Department of Mechanical Engineering, University College London, London, United Kingdom.
Barts Heart Centre, Barts Health NHS, London, United Kingdom.
Int J Cardiol. 2018 Dec 1;272:7-12. doi: 10.1016/j.ijcard.2018.06.065. Epub 2018 Jun 19.
To examine the implications of endothelial shear stress (ESS) distribution in the formation of neoatherosclerotic lesions.
Thirty six patients with neoatherosclerotic lesions on optical coherence tomography (OCT) were included in this study. The OCT data were used to reconstruct coronary anatomy. Blood flow simulation was performed in the models reconstructed from the stent borders which it was assumed that represented the lumen surface at baseline, immediate after stent implantation, and the estimated ESS was associated with the neointima burden, neoatherosclerotic burden and neointima characteristics. In segments with neointima rupture blood flow simulation was also performed in the model representing the lumen surface before rupture and the ESS was estimated at the ruptured site.
An inverse association was noted between baseline ESS and the incidence and the burden of neoatherosclerotic (β = -0.60, P < 0.001, and β = -4.05, P < 0.001, respectively) and lipid-rich neoatherosclerotic tissue (β = -0.54, P < 0.001, and β = -3.60, P < 0.001, respectively).
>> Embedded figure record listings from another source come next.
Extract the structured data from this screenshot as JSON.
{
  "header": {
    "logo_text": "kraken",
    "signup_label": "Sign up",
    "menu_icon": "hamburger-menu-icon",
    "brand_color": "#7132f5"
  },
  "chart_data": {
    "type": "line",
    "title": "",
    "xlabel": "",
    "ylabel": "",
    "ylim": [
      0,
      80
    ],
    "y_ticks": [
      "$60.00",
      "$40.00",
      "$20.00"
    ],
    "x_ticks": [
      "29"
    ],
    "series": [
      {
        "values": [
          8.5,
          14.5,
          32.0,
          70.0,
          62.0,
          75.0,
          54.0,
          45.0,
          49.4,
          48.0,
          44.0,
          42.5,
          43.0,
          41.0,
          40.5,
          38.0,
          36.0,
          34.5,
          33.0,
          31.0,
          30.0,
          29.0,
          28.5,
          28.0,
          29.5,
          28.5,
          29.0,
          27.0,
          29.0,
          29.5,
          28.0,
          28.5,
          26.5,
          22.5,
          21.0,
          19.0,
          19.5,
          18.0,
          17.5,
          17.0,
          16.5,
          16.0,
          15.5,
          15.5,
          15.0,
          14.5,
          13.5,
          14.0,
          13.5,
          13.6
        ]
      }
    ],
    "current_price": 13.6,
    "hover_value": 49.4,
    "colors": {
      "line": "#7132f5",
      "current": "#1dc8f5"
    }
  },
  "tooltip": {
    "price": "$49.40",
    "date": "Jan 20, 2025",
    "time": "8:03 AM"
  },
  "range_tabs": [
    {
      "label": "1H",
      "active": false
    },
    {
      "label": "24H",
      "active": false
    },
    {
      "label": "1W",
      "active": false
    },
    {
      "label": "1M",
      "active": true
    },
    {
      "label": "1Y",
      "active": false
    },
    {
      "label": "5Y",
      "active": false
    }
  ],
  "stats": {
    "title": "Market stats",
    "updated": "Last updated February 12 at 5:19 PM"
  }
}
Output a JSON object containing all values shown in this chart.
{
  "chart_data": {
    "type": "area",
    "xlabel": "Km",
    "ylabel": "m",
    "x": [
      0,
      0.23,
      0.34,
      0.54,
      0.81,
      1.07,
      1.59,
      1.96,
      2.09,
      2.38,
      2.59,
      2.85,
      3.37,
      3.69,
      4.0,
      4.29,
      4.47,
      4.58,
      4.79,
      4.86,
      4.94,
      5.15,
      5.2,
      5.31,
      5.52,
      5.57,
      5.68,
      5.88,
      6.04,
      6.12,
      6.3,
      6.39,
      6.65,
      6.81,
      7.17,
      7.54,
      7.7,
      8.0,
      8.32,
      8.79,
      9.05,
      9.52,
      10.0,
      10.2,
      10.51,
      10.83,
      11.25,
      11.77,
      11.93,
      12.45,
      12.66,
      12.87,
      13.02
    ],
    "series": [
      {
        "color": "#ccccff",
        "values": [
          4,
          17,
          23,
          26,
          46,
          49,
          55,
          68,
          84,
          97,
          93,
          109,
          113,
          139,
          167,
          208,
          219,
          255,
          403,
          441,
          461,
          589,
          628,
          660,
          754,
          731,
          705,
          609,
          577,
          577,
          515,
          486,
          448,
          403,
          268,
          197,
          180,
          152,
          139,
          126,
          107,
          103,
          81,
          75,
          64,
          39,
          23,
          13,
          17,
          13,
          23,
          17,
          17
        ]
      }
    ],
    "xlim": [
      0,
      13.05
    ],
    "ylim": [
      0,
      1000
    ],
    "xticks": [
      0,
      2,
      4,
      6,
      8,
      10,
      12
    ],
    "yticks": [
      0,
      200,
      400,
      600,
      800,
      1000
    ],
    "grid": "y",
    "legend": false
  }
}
Segments exposed to low ESS (<1 Pa) were more likely to exhibit macrophages accumulation (28.2% vs 10.9%, P < 0.001), thrombus (11.0% vs 2.6%, P < 0.001) and evidence of neointima discontinuities (8.1% vs 0.9%, P < 0.001) compared to those exposed to normal or high ESS. In segments with neointima rupture the ESS was high at the rupture site compared to the average ESS over the culprit lesion (4.00 ± 3.65 Pa vs 3.14 ± 2.90 Pa, P < 0.001).
Local EES is associated with neoatherosclerotic lesion characteristics, which suggests involvement of ESS in the formation of vulnerable plaques in stented segments.
探讨内皮剪切力(ESS)分布对新形成的动脉粥样硬化病变的影响。
本研究纳入了 36 例光学相干断层扫描(OCT)显示新形成的动脉粥样硬化病变的患者。利用 OCT 数据重建冠状动脉解剖结构。在支架边界重建的模型中进行血流模拟,假设支架边界代表了基线、支架植入即刻和估计的 ESS 与新生内膜负荷、新形成的动脉粥样硬化负荷和新生内膜特征相关。在伴有新生内膜破裂的节段,还在破裂前的管腔表面模型中进行血流模拟,并在破裂部位估计 ESS。
基线 ESS 与新形成的动脉粥样硬化(β=−0.60,P<0.001,β=−4.05,P<0.001)和富含脂质的新形成的动脉粥样硬化组织(β=−0.54,P<0.001,β=−3.60,P<0.001)的发生率和负荷呈负相关。暴露于低 ESS(<1 Pa)的节段更可能出现巨噬细胞聚集(28.2%比 10.9%,P<0.001)、血栓(11.0%比 2.6%,P<0.001)和新生内膜不连续的证据(8.1%比 0.9%,P<0.001)。与暴露于正常或高 ESS 的节段相比,新生内膜破裂的节段破裂部位的 ESS 高于罪犯病变的平均 ESS(4.00±3.65 Pa 比 3.14±2.90 Pa,P<0.001)。
局部 EES 与新形成的动脉粥样硬化病变特征相关,这表明 ESS 参与了支架节段易损斑块的形成。